Comey: I think other elements of the government that are consumers of our can ask the collectors to unmask. The unmasking resides with those who collected the information. And so if Mike Rogers’ folks collected something, and they send it to me in a report and it says it’s US person #1 and it’s important for the FBI to know who that is, our request will go back to them. The White House can make similar requests of the FBI or NSA but they don’t on their own collect, so they can’t on their own unmask.
That series of answers didn’t satisfy Gowdy, because from his perspective, if Comey isn’t able to investigate and find a head for the leak of Flynn’s conversation with Kislyak — well, I don’t know what he thinks but he’s sure an investigation, possibly even the prosecution of journalists, is the answer.
Gowdy: I guess what I’m getting at Director Comey, you say it’s vital, you say it’s critical, you say that it’s indispensable, we both know it’s a threat to the reauthorization of 702 later on this fall and oh by the way it’s also a felony punishable by up to 10 years. So how would you begin your investigation, assuming for the sake of argument that a US citizen’s name appeared in the Washington Post and the NY Times unlawfully. Where would you begin that investigation?
This whole series of questions frankly mystifies me. I mean, these two men who ostensibly provide oversight of FISA clearly didn’t understand what the biggest risk to privacy is –back door searches of US person content — which at the FBI doesn’t even require any evidence of wrong-doing. That is the biggest impediment to reauthorizing FISA.
And testimony about the intricacies of unmasking a US person identity — particularly when a discussion of traditional FISA serves as stand-in for Section 702 — does nothing more than expose that the men who supposedly oversee FISA closely have no fucking clue — and I mean really, not a single fucking clue — how it works. Devin Nunes, too, has already expressed confusion on how access to incidentally collected US person content works.
Does anyone in the House Intelligence Committee understand how FISA works? Bueller?

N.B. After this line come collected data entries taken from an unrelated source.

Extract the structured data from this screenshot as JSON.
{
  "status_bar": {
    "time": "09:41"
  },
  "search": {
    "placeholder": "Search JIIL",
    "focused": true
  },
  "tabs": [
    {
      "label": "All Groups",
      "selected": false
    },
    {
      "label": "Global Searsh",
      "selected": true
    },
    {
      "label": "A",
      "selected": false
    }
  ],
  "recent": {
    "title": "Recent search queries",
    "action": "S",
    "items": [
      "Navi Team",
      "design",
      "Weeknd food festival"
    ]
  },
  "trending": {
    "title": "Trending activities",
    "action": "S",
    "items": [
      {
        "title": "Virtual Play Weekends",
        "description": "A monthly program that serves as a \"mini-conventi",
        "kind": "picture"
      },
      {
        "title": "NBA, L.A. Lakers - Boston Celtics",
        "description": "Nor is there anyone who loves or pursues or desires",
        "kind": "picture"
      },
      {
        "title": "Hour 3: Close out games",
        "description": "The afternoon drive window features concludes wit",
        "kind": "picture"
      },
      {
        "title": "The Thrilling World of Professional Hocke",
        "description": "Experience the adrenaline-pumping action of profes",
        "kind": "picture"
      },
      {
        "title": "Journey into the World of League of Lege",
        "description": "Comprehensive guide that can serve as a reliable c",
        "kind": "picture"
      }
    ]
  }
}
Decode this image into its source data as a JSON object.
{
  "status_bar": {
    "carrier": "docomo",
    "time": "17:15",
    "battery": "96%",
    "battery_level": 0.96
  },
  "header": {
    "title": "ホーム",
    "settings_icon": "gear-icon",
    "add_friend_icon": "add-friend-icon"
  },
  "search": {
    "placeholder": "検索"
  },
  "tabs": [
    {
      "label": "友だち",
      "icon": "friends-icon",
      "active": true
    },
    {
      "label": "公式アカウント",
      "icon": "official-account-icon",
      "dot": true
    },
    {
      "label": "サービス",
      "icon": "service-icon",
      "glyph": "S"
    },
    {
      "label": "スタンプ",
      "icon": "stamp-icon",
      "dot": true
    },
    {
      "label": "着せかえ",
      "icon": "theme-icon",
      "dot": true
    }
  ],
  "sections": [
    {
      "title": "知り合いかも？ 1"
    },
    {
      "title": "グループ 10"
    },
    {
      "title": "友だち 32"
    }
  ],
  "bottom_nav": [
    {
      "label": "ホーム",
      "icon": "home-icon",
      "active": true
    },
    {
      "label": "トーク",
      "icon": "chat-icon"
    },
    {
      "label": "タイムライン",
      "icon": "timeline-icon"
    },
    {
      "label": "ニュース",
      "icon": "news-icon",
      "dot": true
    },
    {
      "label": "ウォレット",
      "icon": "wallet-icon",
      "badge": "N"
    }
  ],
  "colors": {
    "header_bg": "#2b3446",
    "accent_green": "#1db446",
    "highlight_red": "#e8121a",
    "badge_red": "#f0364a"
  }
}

In retrospect, I’m really puzzled by what is so damning about the Flynn leak to them. I mean, don’t get me wrong, I’m very sympathetic to the complaint that the contents of the intercepts did get leaked. If you’re not, you should be. Imagine how you’d feel if a Muslim kid got branded as a terrorist because he had a non-criminal discussion with someone like Anwar al-Awlaki? (Of course, in actual fact what happened is the Muslim kids who had non-criminal discussions with Awlaki had FBI informants thrown at them until they pressed a button and got busted for terrorism, but whatever.)
But Rooney and Gowdy and maybe even Nunes seemed worried that their colleagues in the House have seen someone like them — not a young Muslim, but instead a conservative white man — caught up in FISA, which has suddenly made them realize that they too have conversations all the time that likely get caught up in FISA?
Or are they worried that the public discussion of FISA will expose them for what they are, utterly negligent overseers, who don’t understand how invasive of privacy FISA currently is?
If it’s the latter, their efforts to assuage concerns should only serve to heighten those concerns. These men know so little about FISA they don’t even understand what questions to ask.
In any case, after today’s hearing I am beginning to suspect the IC doesn’t like to have public hearings not because someone like me will learn something, but because we’ll see how painfully little most of the so-called overseers have learned in all the private briefings the IC has given them. If these men don’t understand the full implications of incidental collection, two months after details of Flynn’s conversations have been leaked, then it seems likely they’ve been intentionally mis or underinformed.
Or perhaps they’re just not so bright.